Şimdi tek amacım boşanıp, kurmaya başladığım bu yeni hayatı şekillendirmeye ve guzelleştirmeye calışıyorum. Tabi ki onceki yaşadığım tecrubelere dayanarak sorunlar karşısında dik durmayı, sağduyulu davranmayı oğrendim. Belki de yaşayıp oğrenmem gereken bircok şeyi yaşamadığımdan, boyle bir hatalar zincirini yaşamak zorunda kaldım.
Uzun lafın kısası, insan beyninin cozemeyeceği tek durum kadınlar konusu, bunu da erkekliğin verdiği baskınlık durumu ile cozmek lazım. Baskınlık ta sokmuyorsa, hadi eyvallah demek en kolay cozumdur. Babalarımızdan oğrenecek cok şey var hala daha.
Eylul ayında boşanma davasını acıyorum. Duruşma gunu ve saatini yazmaya niyetliyim

Forum donanım haberde destek cıkan herkese ayrı ayrı teşekkur etmek istiyorum. Ailem cevrem kadar destek olup mantık cercevesinde bilgi ve tecrube aktarımı yaptınız. Allah hepinizden razı olsun.
Saygılar.
3 aralık tarihi ile resmi olarak boşandık. 29 aralık tarihinde ise, kazasız belasız bu işten sıyrılabildiğim icin kuzu kesip akrabalar ile bir guzel yedik.
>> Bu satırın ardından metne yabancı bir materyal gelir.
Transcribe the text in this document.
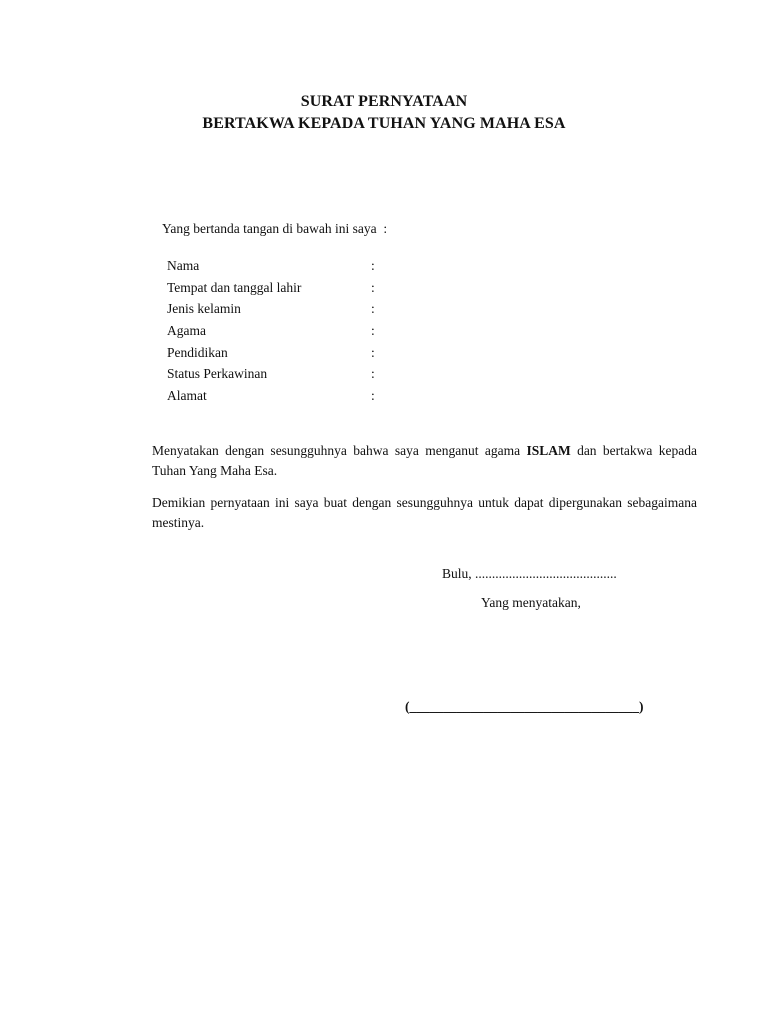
SURAT PERNYATAAN
BERTAKWA KEPADA TUHAN YANG MAHA ESA
Yang bertanda tangan di bawah ini saya  :
Nama	:
Tempat dan tanggal lahir	:
Jenis kelamin	:
Agama	:
Pendidikan	:
Status Perkawinan	:
Alamat	:
Menyatakan dengan sesungguhnya bahwa saya menganut agama ISLAM dan bertakwa kepada Tuhan Yang Maha Esa.
Demikian pernyataan ini saya buat dengan sesungguhnya untuk dapat dipergunakan sebagaimana mestinya.
Bulu, ..........................................
Yang menyatakan,
(__________________________________)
Boşanma surecinde cok fazla sıkıntı yaşadım. Yaşadıklarım bana cok şey kattı, hayata kusmek yerine, daha guclu bir şekilde devam etmeme yardımcı olan bu olay sayesinde, konuyu okuyup ta birkac tecrube sahibi olan arkadaşlara katkım olduysa amacıma ulaşmışım demektir. Fikir ve yorumlarını acıkca belirten forumdaşlara da ayrıca teşekkur ederim.
Hayat ve bu yeni yıl hepimiz icin yeni bir başlangıc olması dileği ile, saygılarımı sunarım.